CAM Colloquium: Johan Ugander (Stanford University) - Discrete choice with irrelevant alternatives: models and lower bounds on testing
Frank H. T. Rhodes Hall 655
Many applications in preference learning assume that decisions come from the maximization of a stable utility function. Yet a large experimental literature shows that individual choices and judgements can be affected by "irrelevant" aspects of the context in which they are made. An important class of such contexts is the composition of the choice set. In this talk, I will introduce an extension of the Multinomial Logit (MNL) model, called the context dependent random utility model (CDM), which allows for a particular class of choice set effects based in pairwise interactions between alternatives. We show that the CDM can be thought of as a second-order approximation to a general choice system, can be inferred optimally using maximum likelihood and, importantly, is readily interpretable.
Beyond the presentation of the CDM model of and its properties, I will also discuss separate work on the general problem of determining whether or not an agent's behavior satisfies the so-called Independence of Irrelevant Alternatives (IIA) that characterizes the MNL model. While IIA is widely assumed as a modeling assumption, the formal size properties of hypothesis testing IIA are not well understood. We will replace some of the ambiguity in this literature with rigorous pessimism, demonstrating that any general test for IIA with low worst-case error would require a number of samples exponential in the number of alternatives of the choice problem. Our finite-sample and structure-dependent analysis is unorthodox in being highly combinatorial, constructing a lower bound by counting Eulerian orientations of cycle decompositions of a particular bipartite graph constructed from a data set of choices.

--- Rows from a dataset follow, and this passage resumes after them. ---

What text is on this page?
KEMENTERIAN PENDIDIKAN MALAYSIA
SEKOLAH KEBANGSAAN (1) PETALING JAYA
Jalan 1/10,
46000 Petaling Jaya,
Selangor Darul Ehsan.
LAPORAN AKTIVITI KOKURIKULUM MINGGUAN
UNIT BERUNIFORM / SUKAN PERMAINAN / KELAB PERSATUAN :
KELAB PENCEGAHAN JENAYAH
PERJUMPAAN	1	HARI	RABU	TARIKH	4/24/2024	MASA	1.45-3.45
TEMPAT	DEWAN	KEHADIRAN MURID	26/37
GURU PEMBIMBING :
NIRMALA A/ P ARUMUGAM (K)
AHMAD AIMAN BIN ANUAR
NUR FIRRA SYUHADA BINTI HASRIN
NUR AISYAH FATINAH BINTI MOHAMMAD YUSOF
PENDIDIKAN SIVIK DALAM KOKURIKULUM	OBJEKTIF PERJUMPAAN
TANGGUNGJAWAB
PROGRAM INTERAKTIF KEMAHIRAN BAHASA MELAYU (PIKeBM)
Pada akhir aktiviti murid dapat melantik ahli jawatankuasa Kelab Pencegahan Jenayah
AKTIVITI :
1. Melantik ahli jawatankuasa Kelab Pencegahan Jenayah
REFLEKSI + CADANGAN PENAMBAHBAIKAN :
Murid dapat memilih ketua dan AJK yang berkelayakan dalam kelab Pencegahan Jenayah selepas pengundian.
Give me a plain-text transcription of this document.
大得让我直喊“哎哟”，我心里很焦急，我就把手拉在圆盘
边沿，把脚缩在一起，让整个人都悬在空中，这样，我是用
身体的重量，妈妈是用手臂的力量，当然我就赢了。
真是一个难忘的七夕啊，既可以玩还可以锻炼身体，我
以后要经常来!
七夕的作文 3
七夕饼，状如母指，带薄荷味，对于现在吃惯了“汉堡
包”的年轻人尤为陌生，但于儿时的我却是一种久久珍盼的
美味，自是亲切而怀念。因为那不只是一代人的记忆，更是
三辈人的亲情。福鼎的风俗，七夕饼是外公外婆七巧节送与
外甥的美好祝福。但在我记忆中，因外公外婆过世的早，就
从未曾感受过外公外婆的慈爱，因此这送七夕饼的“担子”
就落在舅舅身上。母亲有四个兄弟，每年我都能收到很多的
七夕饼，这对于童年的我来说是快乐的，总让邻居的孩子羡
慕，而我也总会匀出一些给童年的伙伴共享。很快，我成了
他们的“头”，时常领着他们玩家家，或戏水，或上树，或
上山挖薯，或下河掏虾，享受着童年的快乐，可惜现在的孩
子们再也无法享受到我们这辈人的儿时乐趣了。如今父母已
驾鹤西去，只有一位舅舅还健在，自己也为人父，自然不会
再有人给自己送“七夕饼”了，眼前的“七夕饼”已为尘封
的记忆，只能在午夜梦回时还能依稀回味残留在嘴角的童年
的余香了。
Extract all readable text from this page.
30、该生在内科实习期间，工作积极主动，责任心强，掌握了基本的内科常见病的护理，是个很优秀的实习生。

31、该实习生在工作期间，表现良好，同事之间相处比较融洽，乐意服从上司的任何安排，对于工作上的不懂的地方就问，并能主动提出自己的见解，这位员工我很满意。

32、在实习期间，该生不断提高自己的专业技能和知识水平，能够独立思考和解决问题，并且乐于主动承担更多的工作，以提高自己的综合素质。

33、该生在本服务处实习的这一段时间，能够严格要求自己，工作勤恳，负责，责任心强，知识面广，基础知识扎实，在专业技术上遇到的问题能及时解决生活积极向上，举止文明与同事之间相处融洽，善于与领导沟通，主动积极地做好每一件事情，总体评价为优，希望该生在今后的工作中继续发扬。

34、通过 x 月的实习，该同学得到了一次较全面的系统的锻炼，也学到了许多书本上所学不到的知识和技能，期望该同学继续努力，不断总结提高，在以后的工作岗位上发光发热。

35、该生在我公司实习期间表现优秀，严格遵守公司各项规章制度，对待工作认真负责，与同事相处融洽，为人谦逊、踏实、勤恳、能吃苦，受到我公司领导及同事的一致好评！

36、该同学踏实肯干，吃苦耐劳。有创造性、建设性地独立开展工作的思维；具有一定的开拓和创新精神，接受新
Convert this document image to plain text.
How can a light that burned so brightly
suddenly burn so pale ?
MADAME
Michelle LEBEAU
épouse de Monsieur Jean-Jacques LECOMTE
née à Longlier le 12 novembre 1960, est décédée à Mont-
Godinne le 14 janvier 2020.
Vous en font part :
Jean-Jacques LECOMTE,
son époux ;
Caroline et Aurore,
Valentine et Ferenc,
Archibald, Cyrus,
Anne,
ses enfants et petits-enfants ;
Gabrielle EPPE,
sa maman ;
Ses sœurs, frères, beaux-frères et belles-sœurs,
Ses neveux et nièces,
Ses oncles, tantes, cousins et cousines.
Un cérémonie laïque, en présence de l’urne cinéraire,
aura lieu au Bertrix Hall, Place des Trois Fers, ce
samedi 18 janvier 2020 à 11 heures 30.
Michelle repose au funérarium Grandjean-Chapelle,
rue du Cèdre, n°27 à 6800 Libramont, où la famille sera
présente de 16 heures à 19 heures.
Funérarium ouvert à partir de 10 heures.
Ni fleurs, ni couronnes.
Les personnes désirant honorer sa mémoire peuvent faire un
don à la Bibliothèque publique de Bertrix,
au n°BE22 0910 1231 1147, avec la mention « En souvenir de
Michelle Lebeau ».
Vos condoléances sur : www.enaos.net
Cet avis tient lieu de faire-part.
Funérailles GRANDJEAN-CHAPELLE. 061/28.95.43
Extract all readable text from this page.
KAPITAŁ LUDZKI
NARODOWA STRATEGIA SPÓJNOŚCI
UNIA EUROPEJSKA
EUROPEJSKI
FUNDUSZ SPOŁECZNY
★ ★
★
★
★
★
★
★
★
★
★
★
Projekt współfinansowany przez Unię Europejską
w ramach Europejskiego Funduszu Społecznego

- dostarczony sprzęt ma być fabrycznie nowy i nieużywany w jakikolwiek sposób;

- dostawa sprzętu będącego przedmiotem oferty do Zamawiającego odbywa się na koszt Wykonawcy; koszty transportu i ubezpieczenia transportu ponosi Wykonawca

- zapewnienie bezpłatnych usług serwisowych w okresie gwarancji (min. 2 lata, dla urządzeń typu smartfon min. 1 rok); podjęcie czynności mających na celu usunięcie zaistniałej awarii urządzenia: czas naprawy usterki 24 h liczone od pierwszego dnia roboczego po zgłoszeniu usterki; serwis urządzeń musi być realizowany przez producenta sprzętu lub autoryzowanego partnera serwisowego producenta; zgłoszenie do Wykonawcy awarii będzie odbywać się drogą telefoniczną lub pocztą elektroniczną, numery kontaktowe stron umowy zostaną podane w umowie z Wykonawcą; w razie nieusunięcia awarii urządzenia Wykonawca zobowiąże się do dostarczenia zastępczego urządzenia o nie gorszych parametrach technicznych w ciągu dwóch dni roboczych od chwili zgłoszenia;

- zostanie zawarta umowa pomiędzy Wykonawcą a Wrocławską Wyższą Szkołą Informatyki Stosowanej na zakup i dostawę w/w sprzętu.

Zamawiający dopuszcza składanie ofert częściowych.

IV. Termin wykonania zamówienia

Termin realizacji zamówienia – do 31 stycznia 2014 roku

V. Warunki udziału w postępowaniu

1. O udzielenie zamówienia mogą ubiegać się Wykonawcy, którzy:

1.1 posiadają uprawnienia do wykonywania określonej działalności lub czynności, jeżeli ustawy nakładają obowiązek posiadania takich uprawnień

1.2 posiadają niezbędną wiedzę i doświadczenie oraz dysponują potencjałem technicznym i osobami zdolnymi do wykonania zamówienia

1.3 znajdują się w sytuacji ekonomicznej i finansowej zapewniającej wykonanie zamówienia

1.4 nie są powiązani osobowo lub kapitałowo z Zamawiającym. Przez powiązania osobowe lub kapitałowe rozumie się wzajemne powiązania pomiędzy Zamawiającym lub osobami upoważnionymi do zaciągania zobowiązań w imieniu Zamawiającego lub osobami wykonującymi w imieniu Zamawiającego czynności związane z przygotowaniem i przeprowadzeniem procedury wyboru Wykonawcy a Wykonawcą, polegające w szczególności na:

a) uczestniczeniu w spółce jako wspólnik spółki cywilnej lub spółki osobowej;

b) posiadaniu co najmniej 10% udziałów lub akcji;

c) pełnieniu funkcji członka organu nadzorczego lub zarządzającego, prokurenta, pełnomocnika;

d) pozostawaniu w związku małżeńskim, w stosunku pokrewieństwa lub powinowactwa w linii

This talk is based on joint work with Alex Peysakhovich, Stephen Ragain, and Arjun Seshadri.
Johan Ugander is an Assistant Professor at Stanford University in the Department of Management Science & Engineering, within the School of Engineering. His research develops algorithmic and statistical frameworks for analyzing social networks, social systems, and other large-scale social data. Prior to joining the Stanford faculty he was a post-doctoral researcher at Microsoft Research Redmond 2014-2015 and held an affiliation with the Facebook Data Science team 2010-2014. He obtained his Ph.D. in Applied Mathematics from Cornell University in 2014. His awards include a Young Investigator Award from the Army Research Office (ARO), two Best Paper Awards (2012 ACM WebSci Best Paper, 2013 ACM WSDM Best Student Paper), and the 2016 Eugene L. Grant Undergraduate Teaching Award from the Department of Management Science & Engineering.